Upon condition being satisfied, we can update the existing result with new data. But unlike in SSIS, before directly updating a table in ADF it is required to have Alter row transmission. Therefore let’s add a alter row transmission and pass a true condition.

Now we can update the changed data on our target table. We can select the sink option for that.

Now we should provide the update method as allow update and should select the filed that is being used for update. In this case it is ProductCode.

Now we can map the result to target in order to update.

On the other branch, when the condition is not met, we can directly select a sink destination and configure the mapping.

Now we are done with the workflow design and the overall workflow should look as below:)

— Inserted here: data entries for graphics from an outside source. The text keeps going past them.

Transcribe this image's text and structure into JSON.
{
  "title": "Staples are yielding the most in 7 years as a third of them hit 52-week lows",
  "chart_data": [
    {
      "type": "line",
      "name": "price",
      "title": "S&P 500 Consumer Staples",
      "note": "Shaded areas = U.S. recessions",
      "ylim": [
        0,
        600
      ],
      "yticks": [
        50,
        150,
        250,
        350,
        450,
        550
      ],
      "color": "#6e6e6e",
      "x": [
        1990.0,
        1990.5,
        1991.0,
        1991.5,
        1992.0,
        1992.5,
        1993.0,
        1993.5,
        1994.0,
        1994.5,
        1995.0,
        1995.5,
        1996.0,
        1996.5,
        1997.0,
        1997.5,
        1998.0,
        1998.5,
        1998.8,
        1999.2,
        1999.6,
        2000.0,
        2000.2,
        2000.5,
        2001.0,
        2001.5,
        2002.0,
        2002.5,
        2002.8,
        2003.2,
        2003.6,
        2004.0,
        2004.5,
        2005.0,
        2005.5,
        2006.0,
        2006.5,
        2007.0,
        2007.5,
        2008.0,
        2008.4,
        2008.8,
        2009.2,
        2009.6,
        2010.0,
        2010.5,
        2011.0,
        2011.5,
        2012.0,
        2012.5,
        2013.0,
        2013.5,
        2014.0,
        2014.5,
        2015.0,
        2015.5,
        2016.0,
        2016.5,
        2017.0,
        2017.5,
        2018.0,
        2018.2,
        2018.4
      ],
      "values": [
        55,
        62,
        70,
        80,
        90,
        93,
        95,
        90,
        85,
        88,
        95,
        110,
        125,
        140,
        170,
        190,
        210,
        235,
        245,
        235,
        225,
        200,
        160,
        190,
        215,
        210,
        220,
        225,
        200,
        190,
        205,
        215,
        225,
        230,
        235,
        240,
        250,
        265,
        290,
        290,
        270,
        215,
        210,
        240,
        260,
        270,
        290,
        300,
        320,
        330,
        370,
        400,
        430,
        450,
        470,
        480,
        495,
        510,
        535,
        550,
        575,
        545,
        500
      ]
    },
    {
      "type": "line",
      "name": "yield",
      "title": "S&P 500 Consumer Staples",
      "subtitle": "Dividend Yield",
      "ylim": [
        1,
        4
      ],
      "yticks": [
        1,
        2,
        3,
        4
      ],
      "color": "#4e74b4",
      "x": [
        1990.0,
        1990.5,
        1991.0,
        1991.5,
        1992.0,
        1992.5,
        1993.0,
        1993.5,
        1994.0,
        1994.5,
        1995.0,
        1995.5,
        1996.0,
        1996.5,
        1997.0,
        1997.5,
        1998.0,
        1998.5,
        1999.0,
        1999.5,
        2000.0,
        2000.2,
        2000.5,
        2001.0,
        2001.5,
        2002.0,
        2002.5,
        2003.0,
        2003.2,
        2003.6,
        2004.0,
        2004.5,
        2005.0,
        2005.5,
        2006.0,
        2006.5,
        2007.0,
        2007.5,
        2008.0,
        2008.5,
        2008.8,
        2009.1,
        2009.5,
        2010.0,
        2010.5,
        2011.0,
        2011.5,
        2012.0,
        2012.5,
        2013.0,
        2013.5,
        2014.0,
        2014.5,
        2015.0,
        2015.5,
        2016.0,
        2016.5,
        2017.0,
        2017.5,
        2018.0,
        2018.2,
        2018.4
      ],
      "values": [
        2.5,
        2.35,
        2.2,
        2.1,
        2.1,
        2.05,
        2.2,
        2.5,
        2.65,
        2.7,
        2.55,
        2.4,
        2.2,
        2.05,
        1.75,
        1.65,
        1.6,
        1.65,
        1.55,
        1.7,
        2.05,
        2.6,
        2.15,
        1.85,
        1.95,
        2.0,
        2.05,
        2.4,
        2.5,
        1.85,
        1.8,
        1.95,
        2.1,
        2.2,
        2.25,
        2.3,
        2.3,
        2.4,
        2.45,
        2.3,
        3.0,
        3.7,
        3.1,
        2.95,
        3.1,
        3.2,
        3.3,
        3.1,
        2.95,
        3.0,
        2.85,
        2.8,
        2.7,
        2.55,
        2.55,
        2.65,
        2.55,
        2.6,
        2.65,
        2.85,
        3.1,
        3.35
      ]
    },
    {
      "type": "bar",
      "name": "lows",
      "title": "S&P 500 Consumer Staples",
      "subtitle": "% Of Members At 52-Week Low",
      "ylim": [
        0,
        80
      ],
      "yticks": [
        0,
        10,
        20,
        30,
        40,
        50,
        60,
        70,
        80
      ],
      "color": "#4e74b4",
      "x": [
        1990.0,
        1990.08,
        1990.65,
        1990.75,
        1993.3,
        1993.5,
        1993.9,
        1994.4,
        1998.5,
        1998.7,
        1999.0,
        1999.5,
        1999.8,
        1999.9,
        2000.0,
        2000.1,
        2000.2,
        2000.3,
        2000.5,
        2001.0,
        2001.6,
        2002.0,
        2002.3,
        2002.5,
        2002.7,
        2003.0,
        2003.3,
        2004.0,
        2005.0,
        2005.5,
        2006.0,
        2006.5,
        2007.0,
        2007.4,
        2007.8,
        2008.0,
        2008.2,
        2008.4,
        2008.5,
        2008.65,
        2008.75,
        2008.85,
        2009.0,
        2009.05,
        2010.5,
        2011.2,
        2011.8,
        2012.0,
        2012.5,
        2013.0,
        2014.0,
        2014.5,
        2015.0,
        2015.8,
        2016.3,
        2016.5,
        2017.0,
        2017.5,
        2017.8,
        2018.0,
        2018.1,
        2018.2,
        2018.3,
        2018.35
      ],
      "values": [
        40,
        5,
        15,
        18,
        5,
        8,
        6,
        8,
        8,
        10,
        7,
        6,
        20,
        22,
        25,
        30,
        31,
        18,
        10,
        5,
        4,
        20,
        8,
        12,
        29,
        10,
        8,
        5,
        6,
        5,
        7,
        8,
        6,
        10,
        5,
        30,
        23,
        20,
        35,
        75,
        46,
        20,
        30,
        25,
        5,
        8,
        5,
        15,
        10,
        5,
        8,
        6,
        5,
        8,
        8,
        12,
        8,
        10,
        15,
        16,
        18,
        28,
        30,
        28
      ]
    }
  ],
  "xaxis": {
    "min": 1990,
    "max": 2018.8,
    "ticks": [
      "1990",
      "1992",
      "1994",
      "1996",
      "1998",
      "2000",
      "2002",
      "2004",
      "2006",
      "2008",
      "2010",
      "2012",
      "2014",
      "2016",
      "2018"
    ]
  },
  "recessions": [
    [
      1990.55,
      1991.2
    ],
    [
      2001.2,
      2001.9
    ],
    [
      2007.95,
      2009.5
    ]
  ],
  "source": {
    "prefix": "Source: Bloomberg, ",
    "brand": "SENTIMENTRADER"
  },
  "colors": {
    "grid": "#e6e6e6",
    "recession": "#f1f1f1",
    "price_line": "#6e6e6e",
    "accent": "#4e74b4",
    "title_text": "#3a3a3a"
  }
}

Cool. Now we are done with the main section. Let’s check how to use pipeline to run the workflow.

Pipeline

Similar to other sections, a new pipeline can be selected by clicking on the new pipeline option on pipeline section.

We have two options in ADF pipelines. We can either copy data or use a dataflow.

copy data is used when we need to directly copy source data to the target table without any condition or transformation. Typically this can be used for loading data from source to landing tables.

Since we have a dataflow already created at the dataflow, let’s select Dataflow option.

All we have to do now is to move to dataflow settings and to select the dataflow we design.

Now we are ready to debug the dataflow. But keep in mind, since we selected dataflow option, we should first turn on the debug mode. If we selected copy data, this would not be a problem. But still, it’s not a huge deal. you just have to toggle dataflow debug button.

Cheers!!. we are done with the dimension design on Azure Data Factory. Thank you for sticking till the very end and hope you got something out of this blog post!